Cry Munich, and Let Slip the Dogs of Hyperbole

By Greg Scoblete
November 27, 2013

It was inevitable that neoconservatives would greet the news of a negotiated settlement (even a mere interim one) with cries of appeasement and Munich. But let's all hand it to the Wall Street Journal's Bret Stephens who goes one better, claiming in what appears to be all sincerity that the six month accord negotiated in Geneva is actually worse than Munich. Take that.

Stephens has dug himself something of hole here, not least because he's more or less run out of hyperbolic road. What happens if the U.S. and Iran actually negotiate a conclusive settlement? It seems like that's the time to trot out the "worse than Munich" stuff ... keep the powder dry and all that.

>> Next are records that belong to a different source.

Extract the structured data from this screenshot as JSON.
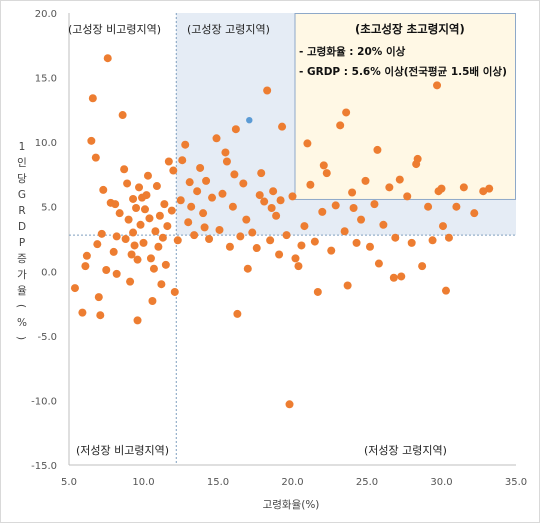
{
  "chart_data": {
    "type": "scatter",
    "xlabel": "고령화율(%)",
    "ylabel": "1인당GRDP증가율(%)",
    "xlim": [
      5.0,
      35.0
    ],
    "ylim": [
      -15.0,
      20.0
    ],
    "x_ticks": [
      "5.0",
      "10.0",
      "15.0",
      "20.0",
      "25.0",
      "30.0",
      "35.0"
    ],
    "y_ticks": [
      "20.0",
      "15.0",
      "10.0",
      "5.0",
      "0.0",
      "-5.0",
      "-10.0",
      "-15.0"
    ],
    "x_tick_values": [
      5,
      10,
      15,
      20,
      25,
      30,
      35
    ],
    "y_tick_values": [
      20,
      15,
      10,
      5,
      0,
      -5,
      -10,
      -15
    ],
    "grid": false,
    "reference_lines": {
      "x": 12.2,
      "y": 2.8
    },
    "quadrants": {
      "top_left": "(고성장 비고령지역)",
      "top_middle": "(고성장 고령지역)",
      "bottom_left": "(저성장 비고령지역)",
      "bottom_right": "(저성장 고령지역)"
    },
    "legend_box": {
      "title": "(초고성장 초고령지역)",
      "lines": [
        "- 고령화율 : 20% 이상",
        "- GRDP : 5.6% 이상(전국평균 1.5배 이상)"
      ]
    },
    "colors": {
      "point": "#ED7D31",
      "highlight_point": "#5B9BD5",
      "region_fill": "#DCE6F1",
      "legend_fill": "#FFF8E5",
      "legend_border": "#8EA9C9",
      "reference_line": "#7F9FBF",
      "axis": "#BFBFBF"
    },
    "highlight": {
      "x": 17.1,
      "y": 11.7
    },
    "points": [
      [
        5.4,
        -1.3
      ],
      [
        5.9,
        -3.2
      ],
      [
        6.1,
        0.4
      ],
      [
        6.2,
        1.2
      ],
      [
        6.5,
        10.1
      ],
      [
        6.6,
        13.4
      ],
      [
        6.8,
        8.8
      ],
      [
        6.9,
        2.1
      ],
      [
        7.0,
        -2.0
      ],
      [
        7.1,
        -3.4
      ],
      [
        7.3,
        6.3
      ],
      [
        7.5,
        0.1
      ],
      [
        7.6,
        16.5
      ],
      [
        7.8,
        5.3
      ],
      [
        8.0,
        1.5
      ],
      [
        8.1,
        5.2
      ],
      [
        8.2,
        2.7
      ],
      [
        8.4,
        4.5
      ],
      [
        8.6,
        12.1
      ],
      [
        8.7,
        7.9
      ],
      [
        8.8,
        2.5
      ],
      [
        8.9,
        6.8
      ],
      [
        9.0,
        4.0
      ],
      [
        9.1,
        -0.8
      ],
      [
        9.2,
        1.3
      ],
      [
        9.3,
        3.0
      ],
      [
        9.4,
        2.0
      ],
      [
        9.5,
        4.9
      ],
      [
        9.6,
        0.9
      ],
      [
        9.6,
        -3.8
      ],
      [
        9.7,
        6.5
      ],
      [
        9.8,
        3.6
      ],
      [
        9.9,
        5.7
      ],
      [
        10.0,
        2.2
      ],
      [
        10.1,
        4.8
      ],
      [
        10.2,
        5.9
      ],
      [
        10.3,
        7.4
      ],
      [
        10.4,
        4.1
      ],
      [
        10.5,
        1.0
      ],
      [
        10.6,
        -2.3
      ],
      [
        10.7,
        0.2
      ],
      [
        10.8,
        3.1
      ],
      [
        10.9,
        6.6
      ],
      [
        11.0,
        1.9
      ],
      [
        11.1,
        4.3
      ],
      [
        11.2,
        -1.0
      ],
      [
        11.3,
        2.6
      ],
      [
        11.5,
        0.5
      ],
      [
        11.6,
        3.5
      ],
      [
        11.7,
        8.5
      ],
      [
        11.9,
        4.7
      ],
      [
        12.0,
        7.8
      ],
      [
        12.1,
        -1.6
      ],
      [
        12.3,
        2.4
      ],
      [
        12.5,
        5.5
      ],
      [
        12.6,
        8.6
      ],
      [
        12.8,
        9.8
      ],
      [
        13.0,
        3.8
      ],
      [
        13.2,
        5.0
      ],
      [
        13.4,
        2.8
      ],
      [
        13.6,
        6.2
      ],
      [
        13.8,
        8.0
      ],
      [
        14.0,
        4.5
      ],
      [
        14.2,
        7.0
      ],
      [
        14.4,
        2.5
      ],
      [
        14.6,
        5.7
      ],
      [
        14.9,
        10.3
      ],
      [
        15.1,
        3.2
      ],
      [
        15.3,
        6.0
      ],
      [
        15.5,
        9.2
      ],
      [
        15.8,
        1.9
      ],
      [
        16.0,
        5.0
      ],
      [
        16.2,
        11.0
      ],
      [
        16.3,
        -3.3
      ],
      [
        16.5,
        2.7
      ],
      [
        16.7,
        6.8
      ],
      [
        16.9,
        4.0
      ],
      [
        17.0,
        0.2
      ],
      [
        17.3,
        3.0
      ],
      [
        17.6,
        1.8
      ],
      [
        17.9,
        7.6
      ],
      [
        18.1,
        5.4
      ],
      [
        18.3,
        14.0
      ],
      [
        18.5,
        2.4
      ],
      [
        18.7,
        6.2
      ],
      [
        18.9,
        4.3
      ],
      [
        19.1,
        1.3
      ],
      [
        19.3,
        11.2
      ],
      [
        19.6,
        2.8
      ],
      [
        19.8,
        -10.3
      ],
      [
        20.0,
        5.8
      ],
      [
        20.2,
        1.0
      ],
      [
        20.4,
        0.4
      ],
      [
        20.8,
        3.5
      ],
      [
        21.2,
        6.7
      ],
      [
        21.5,
        2.3
      ],
      [
        21.7,
        -1.6
      ],
      [
        22.0,
        4.6
      ],
      [
        22.3,
        7.6
      ],
      [
        22.6,
        1.6
      ],
      [
        22.9,
        5.1
      ],
      [
        23.2,
        11.3
      ],
      [
        23.5,
        3.1
      ],
      [
        23.7,
        -1.1
      ],
      [
        24.0,
        6.1
      ],
      [
        24.3,
        2.2
      ],
      [
        24.6,
        4.0
      ],
      [
        24.9,
        7.0
      ],
      [
        25.2,
        1.9
      ],
      [
        25.5,
        5.2
      ],
      [
        25.8,
        0.6
      ],
      [
        26.1,
        3.6
      ],
      [
        26.5,
        6.5
      ],
      [
        26.9,
        2.6
      ],
      [
        27.3,
        -0.4
      ],
      [
        27.7,
        5.8
      ],
      [
        28.0,
        2.2
      ],
      [
        28.4,
        8.7
      ],
      [
        28.7,
        0.4
      ],
      [
        29.1,
        5.0
      ],
      [
        29.4,
        2.4
      ],
      [
        29.8,
        6.2
      ],
      [
        30.1,
        3.5
      ],
      [
        30.3,
        -1.5
      ],
      [
        30.5,
        2.6
      ],
      [
        31.0,
        5.0
      ],
      [
        31.5,
        6.5
      ],
      [
        32.2,
        4.5
      ],
      [
        32.8,
        6.2
      ],
      [
        33.2,
        6.4
      ],
      [
        26.8,
        -0.5
      ],
      [
        22.1,
        8.2
      ],
      [
        27.2,
        7.1
      ],
      [
        18.6,
        4.9
      ],
      [
        15.6,
        8.5
      ],
      [
        13.1,
        6.9
      ],
      [
        11.4,
        5.2
      ],
      [
        9.3,
        5.6
      ],
      [
        8.2,
        -0.2
      ],
      [
        7.2,
        2.9
      ],
      [
        24.1,
        4.9
      ],
      [
        20.6,
        2.0
      ],
      [
        17.8,
        5.9
      ],
      [
        29.7,
        14.4
      ],
      [
        23.6,
        12.3
      ],
      [
        21.0,
        9.9
      ],
      [
        25.7,
        9.4
      ],
      [
        28.3,
        8.3
      ],
      [
        30.0,
        6.4
      ],
      [
        19.2,
        5.5
      ],
      [
        16.1,
        7.5
      ],
      [
        14.1,
        3.4
      ]
    ]
  }
}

But beyond the rhetorical dead-end, there's some utility in Stephens' rhetoric. It's something of a testable hypothesis. Here's what Stephens argues will happen as a result of this six month deal:

'After Munich came the conquest of Czechoslovakia, the Nazi-Soviet pact and World War II. After Paris came the fall of Saigon and Phnom Penh and the humiliating exit from the embassy rooftop. After Geneva there will come a new, chaotic Mideast reality in which the United States will lose leverage over enemies and friends alike.

What will that look like? Iran will gradually shake free of sanctions and glide into a zone of nuclear ambiguity that will keep its adversaries guessing until it opts to make its capabilities known. Saudi Arabia will move swiftly to acquire a nuclear deterrent from its clients in Islamabad; Saudi billionaire Prince Alwaleed bin Talal made that clear to the Journal last week when he indiscreetly discussed "the arrangement with Pakistan." Egypt is beginning to ponder a nuclear option of its own while drawing closer to a security alliance with Russia.

'

So we have three concrete predictions: 1. the Mideast will have a new "chaotic" reality; 2. Iran will "shake free" of sanctions; 3. Saudi Arabia will acquire a nuclear weapon. 

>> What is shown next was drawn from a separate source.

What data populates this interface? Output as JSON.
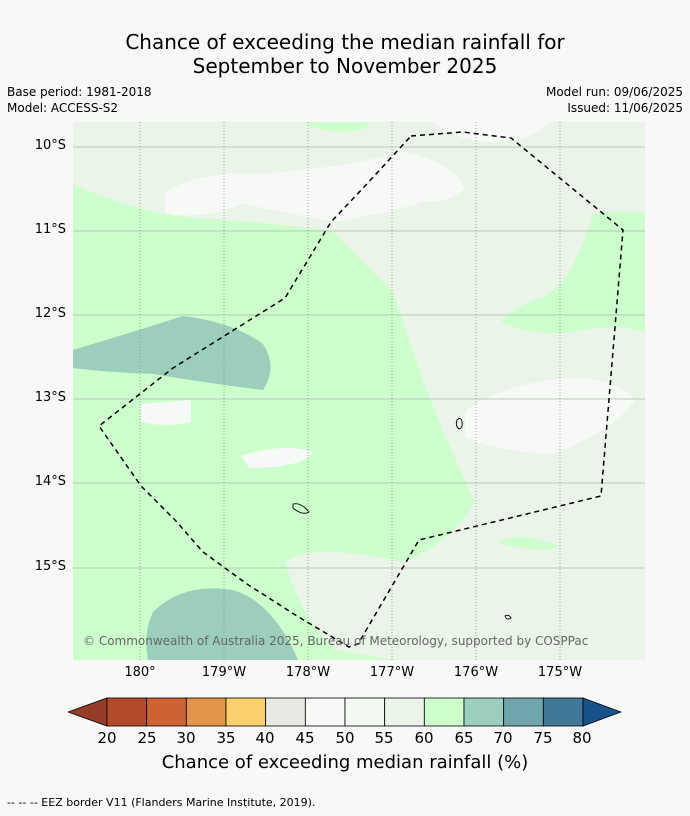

I actually think Stephens might be right about the second prediction -- there's ample precedent here (Iraq, North Korea) and plenty of incentive for Iran to wiggle free. As for the third, it wouldn't be surprising either, though I think it's less likely. Still, we can only wait (anxiously) and see. 

But it's the first prediction that's most significant and most easily dispensed with. The Mideast has been chaotic since, well, forever. It never seems to dawn on commentators complaining about the loss of U.S. leverage in the region that during the Reagan presidency (the one neocons pine for), one of the largest wars since the second World War was fought in the Middle East. That was chaos. U.S. leadership and regional influence under the sainted Reagan consisted of running interference for a dictator who neocons later concluded was the next Hitler while he used chemical weapons. The war ended in a stalemate with a million people dead and was followed by another invasion quickly thereafter that forced America to intervene. 

Now Stephens would have us believe that this is the high water mark for American leadership in a region that was calm and pacified under Pax Americana. And, who knows, we may all look back from some future calamity and conclude it was. I hope not. But the relevant yard stick here is not the relative degree of chaos and misfortune in the Middle East but the extent to which such misfortune touches on U.S. security and the well-being of Americans. It seems dubious that this interim deal with Iran, which may well collapse anyway, has thrown those things sharply in jeopardy.